Tak czy owak, zachodziłem w głowę, kto mógł burakowi poddać pomysł, że za pomocą henkiteku można by zrobić z przeszłości nie tylko obrazki, ale pełną, telewizyjną transmisję.
- A, to ja mu powiedziałem - oznajmił od niechcenia Zenek, odprawiając jakieś swoje tajemne obrzędy nad trzema klawiaturami jednocześnie.
Omal się nie udławiłem herbatą.
- Co?!
- No, zaczął ściemniać, że reforma, i obetną mi budżet. Musiałem coś wykombinować na poczekaniu, żeby dyrekcja sypnęła kasą.
- I powiedziałeś im, że można zrobić transmisję z hiszpańskiej inkwizycji? - upewniłem się.
- Fakt, mogłem się bardziej wysilić - przyznał, wystukując szeregi cyfr i literek w kodzie szesnastkowym. - Ale akurat mi to przyszło do głowy.
Spróbujcie sobie wyobrazić najbardziej stereotypowego szalonego geniusza - kumputerzystę, ale takiego jak z komiksu. Takiego z kupą niemytych i nie strzyżonych od lat kudłów, który żywi się wyłącznie deliweringiem, nie opuszcza nyży zagruzowanej elektronicznym złomem, puszkami po pepsi pełnymi petów oraz zatłuszczonymi kartonami od pizzy, i nigdy sam z siebie nie zdejmuje tiszerta; dopiero gdy mu się pokruszy i złuszczy w ramach naturalnej erozji, sięga po następny, oczywiście nie patrząc, co jest na nim napisane.
Tak właśnie wyglądał Zenek.
Nie do końca wiem, czy on w ogóle zdawał sobie sprawę, gdzie pracuje. Na Woronicza ściągnęli go za swoich czasów pampersi, od razu na etat dyrektora finansowego. Facet w życiu nie miał żadnych finansów, czym się różni inkaso od stopy lombardowej nie wyjaśniłby nawet na mękach, ale pampersi wsadzili go na tę fuchę, bo kiedyś chodził do tego samego kościoła na oazy. Podobno zresztą uważano go za jednego z lepszych dyrektorów finansowych w dziejach telewizji - w ogóle się nie wtrącał księgowym w robotę, tylko raz, na samym początku, kazał sprowadzić z Zachodu jakiś superkomputer i nie dał się już od niego oderwać. Następna ekipa wyrzucić go nie mogła, bo pampersi, zakładając swój związek zawodowy, wpisali go w sądzie na przewodniczącego, a przewodniczącego związku zawodowego, zgodnie z ustawą, wylać nie wolno. Nawiasem mówiąc, numer z założeniem związku zawodowego dyrektorów skopiowała po pampersach obecna ekipa, i to z twórczą modyfikacją, bo założyłą takie związki aż trzy. Albo tylko trzy, w sumie stać by ich było na znacznie więcej - w polskim prawie pracy do założenia związku potrzeba zaledwie dziesięciu osób. O liczbie zadecydował inny zapis tegoż prawa, że jeśli dyrekcja chce zreformować wewnętrzną strukturę firmy, musi w tej sprawie uzyskać zgodę co najmniej trzech działających w niej związków. Więc jak przyszło do sławnej reformy na Woronicza, zamiast użerać się z jakimiś strażakami czy maszynistami, prościej było rozrośniętej liczebnie dyrektorskiej kadrze zarejestrować swoje własne trzy związki i wynegocjować nowy układ zbiorowy z samą sobą.

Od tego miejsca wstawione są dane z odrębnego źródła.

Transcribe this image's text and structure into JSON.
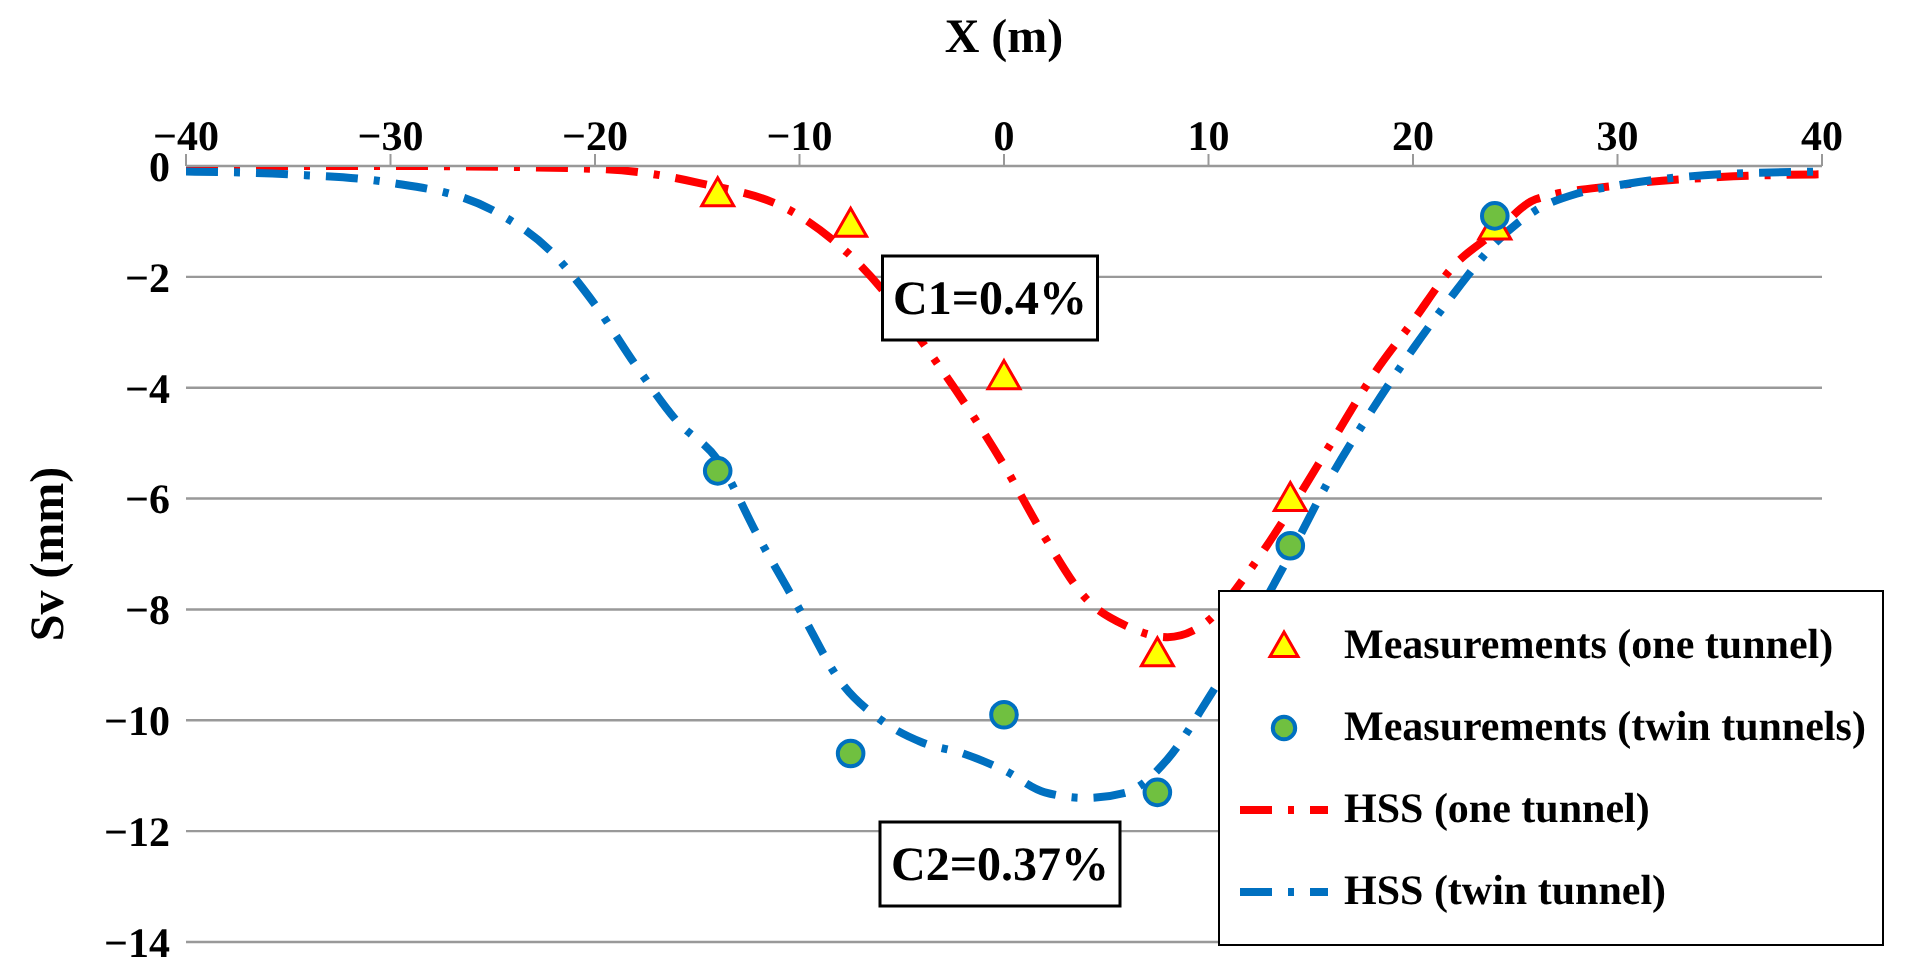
{
  "chart_data": {
    "type": "line",
    "xlabel": "X (m)",
    "ylabel": "Sv (mm)",
    "xlim": [
      -40,
      40
    ],
    "xticks": [
      -40,
      -30,
      -20,
      -10,
      0,
      10,
      20,
      30,
      40
    ],
    "ylim": [
      -14,
      0
    ],
    "yticks": [
      -14,
      -12,
      -10,
      -8,
      -6,
      -4,
      -2,
      0
    ],
    "grid": "y",
    "legend": "bottom right",
    "annotations": [
      "C1=0.4%",
      "C2=0.37%"
    ],
    "series": [
      {
        "name": "Measurements (one tunnel)",
        "type": "scatter",
        "marker": "triangle",
        "color": "#ffff00",
        "x": [
          -14,
          -7.5,
          0,
          7.5,
          14,
          24
        ],
        "values": [
          -0.5,
          -1.05,
          -3.8,
          -8.8,
          -6.0,
          -1.1
        ]
      },
      {
        "name": "Measurements (twin tunnels)",
        "type": "scatter",
        "marker": "circle",
        "color": "#70c040",
        "x": [
          -14,
          -7.5,
          0,
          7.5,
          14,
          24
        ],
        "values": [
          -5.5,
          -10.6,
          -9.9,
          -11.3,
          -6.85,
          -0.9
        ]
      },
      {
        "name": "HSS (one tunnel)",
        "type": "line",
        "line_style": "dashdot",
        "color": "#ff0000",
        "x": [
          -40,
          -30,
          -20,
          -15,
          -10,
          -7,
          -3,
          0,
          2,
          4,
          6,
          8,
          10,
          12,
          14,
          16,
          18,
          20,
          22,
          24,
          26,
          30,
          35,
          40
        ],
        "values": [
          0,
          0,
          -0.05,
          -0.3,
          -0.9,
          -1.8,
          -3.7,
          -5.4,
          -6.7,
          -7.8,
          -8.3,
          -8.5,
          -8.2,
          -7.3,
          -6.2,
          -5.0,
          -3.8,
          -2.8,
          -1.8,
          -1.2,
          -0.6,
          -0.35,
          -0.2,
          -0.15
        ]
      },
      {
        "name": "HSS (twin tunnel)",
        "type": "line",
        "line_style": "dashdot",
        "color": "#0070c0",
        "x": [
          -40,
          -35,
          -30,
          -25,
          -22,
          -20,
          -18,
          -16,
          -14,
          -12,
          -10,
          -8,
          -6,
          -4,
          -2,
          0,
          2,
          4,
          6,
          8,
          10,
          14,
          16,
          18,
          20,
          22,
          24,
          26,
          28,
          30,
          35,
          40
        ],
        "values": [
          -0.1,
          -0.15,
          -0.3,
          -0.8,
          -1.6,
          -2.5,
          -3.6,
          -4.6,
          -5.3,
          -6.7,
          -8.0,
          -9.3,
          -10.0,
          -10.4,
          -10.6,
          -10.9,
          -11.3,
          -11.4,
          -11.3,
          -10.7,
          -9.6,
          -7.0,
          -5.6,
          -4.4,
          -3.3,
          -2.3,
          -1.4,
          -0.8,
          -0.5,
          -0.35,
          -0.15,
          -0.1
        ]
      }
    ]
  }
}
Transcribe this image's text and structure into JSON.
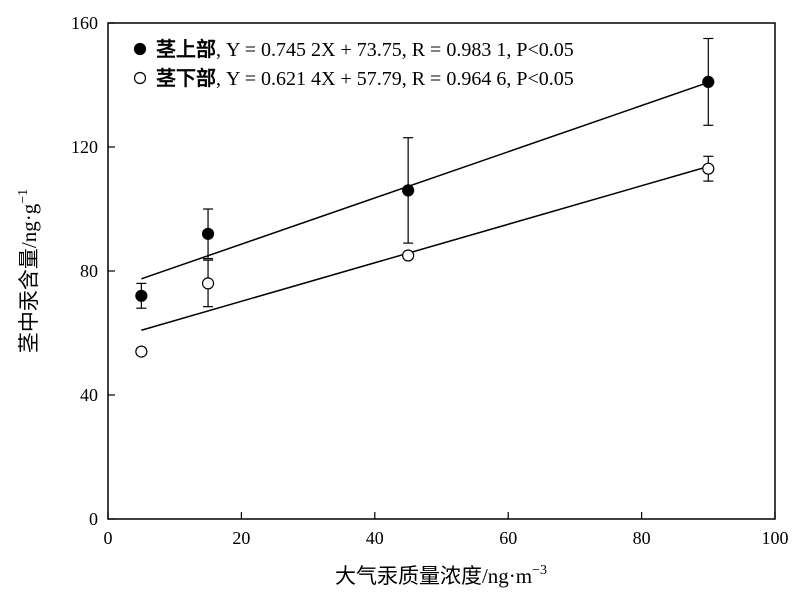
{
  "chart_data": {
    "type": "scatter",
    "xlabel": "大气汞质量浓度/ng·m",
    "xlabel_sup": "−3",
    "ylabel": "茎中汞含量/ng·g",
    "ylabel_sup": "−1",
    "xlim": [
      0,
      100
    ],
    "ylim": [
      0,
      160
    ],
    "xticks": [
      0,
      20,
      40,
      60,
      80,
      100
    ],
    "yticks": [
      0,
      40,
      80,
      120,
      160
    ],
    "grid": false,
    "legend_position": "top-left",
    "series": [
      {
        "name": "茎上部",
        "marker": "filled-circle",
        "color": "#000000",
        "x": [
          5,
          15,
          45,
          90
        ],
        "y": [
          72,
          92,
          106,
          141
        ],
        "error": [
          4,
          8,
          17,
          14
        ],
        "fit_label": ", Y = 0.745 2X + 73.75, R = 0.983 1, P<0.05",
        "fit": {
          "slope": 0.7452,
          "intercept": 73.75,
          "x_range": [
            5,
            90
          ]
        }
      },
      {
        "name": "茎下部",
        "marker": "open-circle",
        "color": "#000000",
        "x": [
          5,
          15,
          45,
          90
        ],
        "y": [
          54,
          76,
          85,
          113
        ],
        "error": [
          1,
          7.5,
          1,
          4
        ],
        "fit_label": ", Y = 0.621 4X + 57.79, R = 0.964 6, P<0.05",
        "fit": {
          "slope": 0.6214,
          "intercept": 57.79,
          "x_range": [
            5,
            90
          ]
        }
      }
    ]
  }
}
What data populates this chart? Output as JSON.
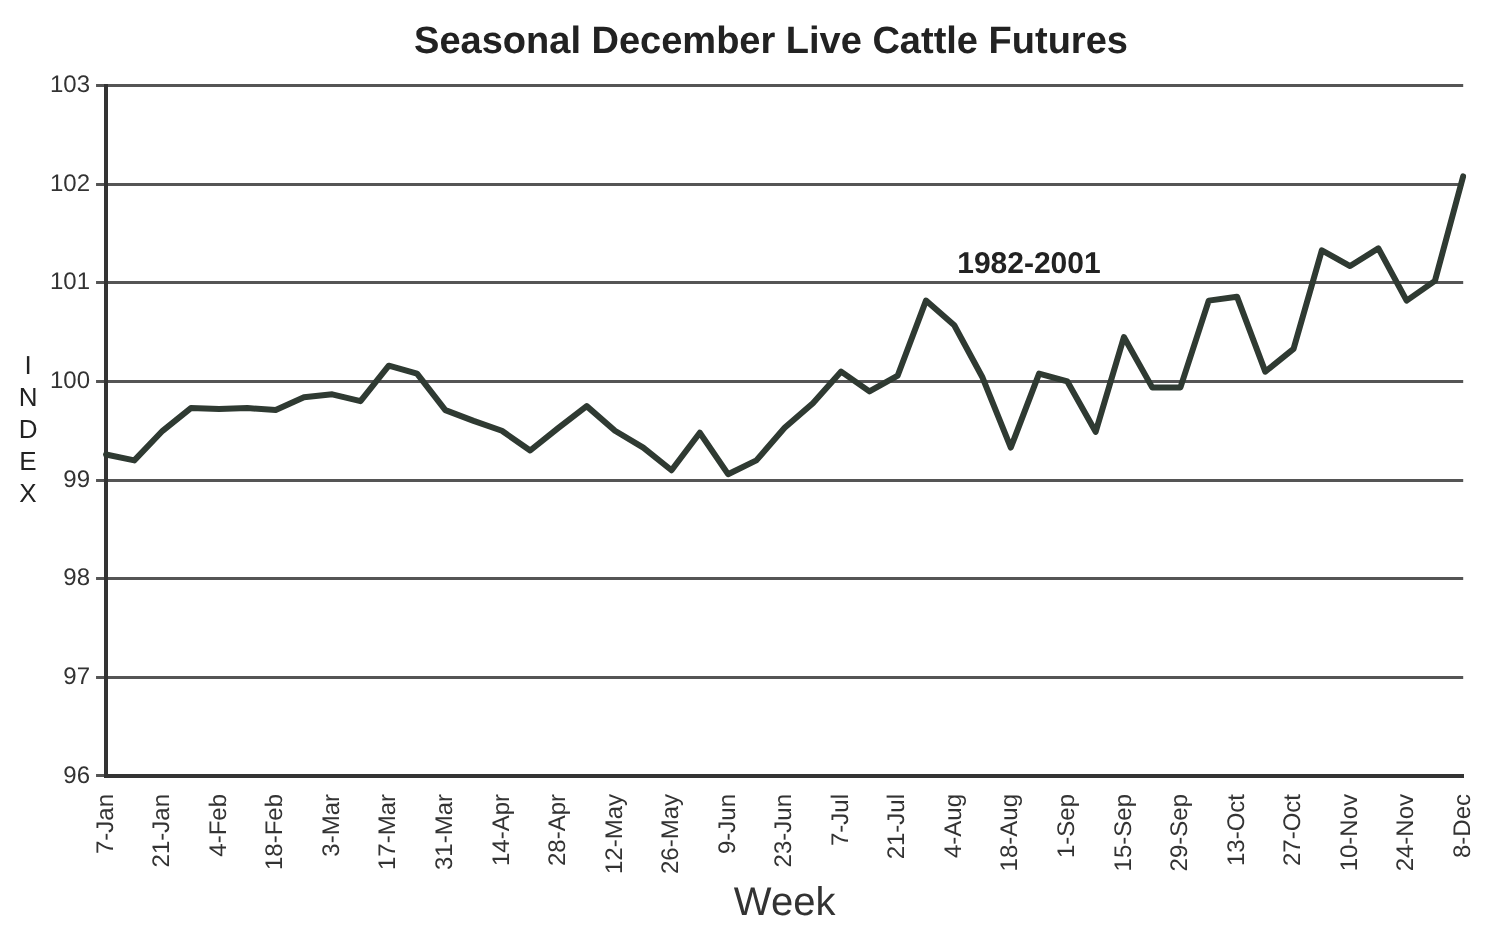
{
  "chart_data": {
    "type": "line",
    "title": "Seasonal December Live Cattle Futures",
    "xlabel": "Week",
    "ylabel": "INDEX",
    "categories": [
      "7-Jan",
      null,
      "21-Jan",
      null,
      "4-Feb",
      null,
      "18-Feb",
      null,
      "3-Mar",
      null,
      "17-Mar",
      null,
      "31-Mar",
      null,
      "14-Apr",
      null,
      "28-Apr",
      null,
      "12-May",
      null,
      "26-May",
      null,
      "9-Jun",
      null,
      "23-Jun",
      null,
      "7-Jul",
      null,
      "21-Jul",
      null,
      "4-Aug",
      null,
      "18-Aug",
      null,
      "1-Sep",
      null,
      "15-Sep",
      null,
      "29-Sep",
      null,
      "13-Oct",
      null,
      "27-Oct",
      null,
      "10-Nov",
      null,
      "24-Nov",
      null,
      "8-Dec"
    ],
    "series": [
      {
        "name": "1982-2001",
        "color": "#2f3a32",
        "values": [
          99.26,
          99.2,
          99.5,
          99.73,
          99.72,
          99.73,
          99.71,
          99.84,
          99.87,
          99.8,
          100.16,
          100.08,
          99.71,
          99.6,
          99.5,
          99.3,
          99.53,
          99.75,
          99.5,
          99.33,
          99.1,
          99.48,
          99.06,
          99.2,
          99.53,
          99.78,
          100.1,
          99.9,
          100.06,
          100.82,
          100.57,
          100.04,
          99.33,
          100.08,
          100.0,
          99.49,
          100.45,
          99.94,
          99.94,
          100.82,
          100.86,
          100.1,
          100.33,
          101.33,
          101.17,
          101.35,
          100.82,
          101.02,
          102.08
        ]
      }
    ],
    "ylim": [
      96,
      103
    ],
    "yticks": [
      96,
      97,
      98,
      99,
      100,
      101,
      102,
      103
    ],
    "grid": "y",
    "legend": false,
    "marker": "none",
    "line_style": "solid"
  }
}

W ramach tejże reformy udało się także przeszeregować Zenka z finansów do techniki, co było zresztą tylko zalegalizowaniem stanu faktycznego, a potem, ponieważ technikę też rozwiązano, do jednej z agencji, gdzie omamił jej szefa, znanego wam już buraka, wizją hekitekowej transmisji na żywo z przeszłości.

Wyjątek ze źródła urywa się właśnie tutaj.